There are some actors who never manage to get the leading role in a movie, or headline a major film series, but still attract scores of fans through decades of hard work.
Sadly, one of those legendary stars has just passed away.
According to R. Lee Ermey’s manager, Bill Rogin, the actor passed away from complications of pneumonia on Sunday.
At 74, even after appearing in dozens of films, Ermey is still best remembered for his breakout role as Gunnery Sergeant Hartman in 1987’s Full Metal Jacket.
Ermey could talk the talk in Stanley Kubrick’s classic Vietnam War film, because he had actually walked the walk.
As a child, Ermey was a bit of a delinquent. At age 17, a judge gave him the choice of joining the military of going to jail.
Ermey signed up for the Marine Corps.
He went on to serve in both Vietnam and Japan, before an injury in the line of duty removed him from active service.
Ermey’s no-nonsense disposition made him a perfect drill instructor, and he trained Marine Corps recruits in San Diego.
But as Ermey’s military career was winding down, he set his sights on a new profession: acting.
Ermey studied drama in the Philippines, and found work as an actor in Hollywood films about the Vietnam War – a real soldier playing pretend.
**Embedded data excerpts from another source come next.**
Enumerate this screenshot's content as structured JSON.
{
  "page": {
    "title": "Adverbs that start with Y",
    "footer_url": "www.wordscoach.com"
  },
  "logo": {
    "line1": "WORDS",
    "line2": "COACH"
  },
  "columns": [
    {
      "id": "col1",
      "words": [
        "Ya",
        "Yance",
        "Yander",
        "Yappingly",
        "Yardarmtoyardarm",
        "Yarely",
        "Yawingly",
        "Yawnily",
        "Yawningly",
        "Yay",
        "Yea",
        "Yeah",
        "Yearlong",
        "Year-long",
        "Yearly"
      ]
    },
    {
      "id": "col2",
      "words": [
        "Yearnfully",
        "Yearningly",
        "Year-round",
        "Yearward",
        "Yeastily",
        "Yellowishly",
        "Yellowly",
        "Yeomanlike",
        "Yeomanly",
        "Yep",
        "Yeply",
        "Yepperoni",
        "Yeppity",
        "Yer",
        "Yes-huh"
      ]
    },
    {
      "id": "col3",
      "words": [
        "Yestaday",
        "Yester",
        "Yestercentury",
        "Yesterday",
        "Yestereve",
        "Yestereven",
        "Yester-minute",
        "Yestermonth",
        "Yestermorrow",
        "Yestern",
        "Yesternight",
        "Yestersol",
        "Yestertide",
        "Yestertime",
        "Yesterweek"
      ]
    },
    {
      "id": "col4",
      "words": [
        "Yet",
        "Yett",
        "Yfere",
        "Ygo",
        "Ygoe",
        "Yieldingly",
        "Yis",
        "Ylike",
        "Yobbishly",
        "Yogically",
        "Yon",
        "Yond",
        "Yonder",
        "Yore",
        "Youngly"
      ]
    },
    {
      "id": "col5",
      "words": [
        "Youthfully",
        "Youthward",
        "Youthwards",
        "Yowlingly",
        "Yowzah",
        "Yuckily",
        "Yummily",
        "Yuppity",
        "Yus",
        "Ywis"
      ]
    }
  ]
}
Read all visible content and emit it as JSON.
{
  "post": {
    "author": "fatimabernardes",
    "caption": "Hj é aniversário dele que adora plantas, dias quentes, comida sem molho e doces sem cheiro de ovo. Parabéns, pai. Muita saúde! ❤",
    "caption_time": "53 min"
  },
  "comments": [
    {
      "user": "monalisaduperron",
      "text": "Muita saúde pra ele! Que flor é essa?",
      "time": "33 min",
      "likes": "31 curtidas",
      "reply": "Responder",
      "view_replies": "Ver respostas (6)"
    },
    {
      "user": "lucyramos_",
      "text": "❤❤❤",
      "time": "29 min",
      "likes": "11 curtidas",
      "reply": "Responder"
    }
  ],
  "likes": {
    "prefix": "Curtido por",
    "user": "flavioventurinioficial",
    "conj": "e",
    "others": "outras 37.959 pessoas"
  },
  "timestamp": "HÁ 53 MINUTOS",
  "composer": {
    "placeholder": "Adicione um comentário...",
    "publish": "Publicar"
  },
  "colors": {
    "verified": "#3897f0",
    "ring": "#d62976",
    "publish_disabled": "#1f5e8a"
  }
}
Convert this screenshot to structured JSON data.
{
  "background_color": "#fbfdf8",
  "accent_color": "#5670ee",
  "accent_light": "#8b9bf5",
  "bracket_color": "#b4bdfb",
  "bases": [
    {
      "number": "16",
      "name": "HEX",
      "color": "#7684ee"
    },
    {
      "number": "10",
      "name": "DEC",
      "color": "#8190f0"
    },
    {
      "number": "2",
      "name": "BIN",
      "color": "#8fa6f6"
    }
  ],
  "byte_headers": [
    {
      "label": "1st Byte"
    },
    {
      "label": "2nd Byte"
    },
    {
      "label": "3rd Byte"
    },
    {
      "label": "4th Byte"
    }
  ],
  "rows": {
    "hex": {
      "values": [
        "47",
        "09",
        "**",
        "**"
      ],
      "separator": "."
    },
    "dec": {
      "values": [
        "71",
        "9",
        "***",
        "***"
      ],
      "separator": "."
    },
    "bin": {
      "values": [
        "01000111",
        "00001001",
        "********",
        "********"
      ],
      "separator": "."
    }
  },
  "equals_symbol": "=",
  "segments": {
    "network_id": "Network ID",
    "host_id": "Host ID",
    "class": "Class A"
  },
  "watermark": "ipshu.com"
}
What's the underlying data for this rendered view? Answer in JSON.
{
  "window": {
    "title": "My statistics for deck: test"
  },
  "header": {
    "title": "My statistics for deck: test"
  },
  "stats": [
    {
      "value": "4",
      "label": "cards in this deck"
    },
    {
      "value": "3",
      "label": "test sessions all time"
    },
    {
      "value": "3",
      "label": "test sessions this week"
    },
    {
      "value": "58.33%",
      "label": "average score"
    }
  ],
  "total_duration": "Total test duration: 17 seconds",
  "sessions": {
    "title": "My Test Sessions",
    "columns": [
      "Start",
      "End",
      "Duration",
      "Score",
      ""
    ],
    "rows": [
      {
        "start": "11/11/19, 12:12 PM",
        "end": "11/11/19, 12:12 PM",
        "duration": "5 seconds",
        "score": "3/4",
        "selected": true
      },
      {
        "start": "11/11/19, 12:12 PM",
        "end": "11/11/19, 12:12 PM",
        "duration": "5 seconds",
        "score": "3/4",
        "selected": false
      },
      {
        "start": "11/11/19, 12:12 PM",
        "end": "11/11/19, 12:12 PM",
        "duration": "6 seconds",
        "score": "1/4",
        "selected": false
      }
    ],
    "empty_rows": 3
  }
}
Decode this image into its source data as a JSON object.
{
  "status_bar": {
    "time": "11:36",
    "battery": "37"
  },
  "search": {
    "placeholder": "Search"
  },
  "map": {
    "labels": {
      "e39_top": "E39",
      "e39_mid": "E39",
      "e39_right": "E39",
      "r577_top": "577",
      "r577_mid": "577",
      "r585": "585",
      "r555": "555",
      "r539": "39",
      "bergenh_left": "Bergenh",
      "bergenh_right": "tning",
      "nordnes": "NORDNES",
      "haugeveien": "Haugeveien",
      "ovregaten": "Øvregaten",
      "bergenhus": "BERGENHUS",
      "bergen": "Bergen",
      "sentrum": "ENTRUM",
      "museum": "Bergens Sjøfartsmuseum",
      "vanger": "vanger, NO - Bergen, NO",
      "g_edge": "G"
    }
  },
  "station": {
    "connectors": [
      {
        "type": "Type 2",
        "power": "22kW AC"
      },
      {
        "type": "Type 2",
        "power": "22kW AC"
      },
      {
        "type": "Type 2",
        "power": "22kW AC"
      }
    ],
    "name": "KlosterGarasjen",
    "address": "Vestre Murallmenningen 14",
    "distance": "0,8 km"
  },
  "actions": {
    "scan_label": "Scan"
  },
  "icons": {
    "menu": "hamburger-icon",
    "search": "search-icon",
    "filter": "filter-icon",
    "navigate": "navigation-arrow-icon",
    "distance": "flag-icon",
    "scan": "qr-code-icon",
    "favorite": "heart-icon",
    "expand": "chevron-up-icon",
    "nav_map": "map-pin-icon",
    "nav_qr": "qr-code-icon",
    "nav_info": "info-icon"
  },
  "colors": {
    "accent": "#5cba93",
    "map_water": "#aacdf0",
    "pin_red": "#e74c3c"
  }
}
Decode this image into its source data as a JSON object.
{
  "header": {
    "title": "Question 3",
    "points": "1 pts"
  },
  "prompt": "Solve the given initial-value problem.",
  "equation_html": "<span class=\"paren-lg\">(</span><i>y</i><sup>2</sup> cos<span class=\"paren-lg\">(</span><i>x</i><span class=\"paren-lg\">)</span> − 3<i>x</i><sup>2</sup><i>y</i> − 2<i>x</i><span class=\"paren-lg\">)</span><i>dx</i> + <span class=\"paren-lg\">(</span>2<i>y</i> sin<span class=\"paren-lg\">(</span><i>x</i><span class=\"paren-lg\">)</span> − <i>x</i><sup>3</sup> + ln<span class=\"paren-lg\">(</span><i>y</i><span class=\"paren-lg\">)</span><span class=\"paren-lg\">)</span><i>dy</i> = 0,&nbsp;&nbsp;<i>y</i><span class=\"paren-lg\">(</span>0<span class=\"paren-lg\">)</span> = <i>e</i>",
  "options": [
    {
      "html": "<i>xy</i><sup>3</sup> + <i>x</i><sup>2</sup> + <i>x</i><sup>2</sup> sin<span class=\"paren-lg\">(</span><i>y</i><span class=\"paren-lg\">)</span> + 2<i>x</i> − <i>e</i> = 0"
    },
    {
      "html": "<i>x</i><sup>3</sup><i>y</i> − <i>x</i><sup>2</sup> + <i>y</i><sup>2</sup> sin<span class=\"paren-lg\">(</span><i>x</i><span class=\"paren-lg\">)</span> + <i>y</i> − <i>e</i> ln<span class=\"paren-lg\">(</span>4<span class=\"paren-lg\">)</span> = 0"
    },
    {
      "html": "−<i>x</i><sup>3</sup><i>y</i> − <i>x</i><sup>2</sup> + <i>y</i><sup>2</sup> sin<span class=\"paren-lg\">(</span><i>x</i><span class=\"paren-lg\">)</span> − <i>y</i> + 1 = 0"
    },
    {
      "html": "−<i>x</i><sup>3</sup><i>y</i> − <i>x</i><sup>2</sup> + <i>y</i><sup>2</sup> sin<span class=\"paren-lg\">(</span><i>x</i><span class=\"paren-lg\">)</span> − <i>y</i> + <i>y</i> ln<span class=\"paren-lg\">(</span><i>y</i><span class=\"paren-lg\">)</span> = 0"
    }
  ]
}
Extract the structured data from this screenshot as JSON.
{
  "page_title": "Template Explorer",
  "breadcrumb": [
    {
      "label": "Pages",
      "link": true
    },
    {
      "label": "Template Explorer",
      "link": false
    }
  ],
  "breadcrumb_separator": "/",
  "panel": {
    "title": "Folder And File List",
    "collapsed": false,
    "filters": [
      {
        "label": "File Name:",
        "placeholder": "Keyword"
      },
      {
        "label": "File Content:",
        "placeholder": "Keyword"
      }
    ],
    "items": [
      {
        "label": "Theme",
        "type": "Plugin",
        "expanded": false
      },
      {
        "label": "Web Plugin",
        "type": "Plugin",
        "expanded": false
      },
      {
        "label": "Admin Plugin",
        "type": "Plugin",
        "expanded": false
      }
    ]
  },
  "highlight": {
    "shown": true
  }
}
He also worked as a technical adviser on war films, including Apocalypse Now, which helped him land a job with the legendary director Stanley Kubrick.
Ermey was slated to be the technical adviser on Full Metal Jacket, and was given a small part in the film.
But the former drill instructor had his heart set on playing Gunnery Sergeant Hartman, the movie’s foul-mouthed drill instructor.
Ermey recorded an “audition tape” for the director, which included footage of him running extras through drills, shouting at them, and reciting the character’s opening monologue from memory as actors pelted him with tennis balls.
The unusual tryout earned him the part, but that was only the start of Ermey’s impressive career.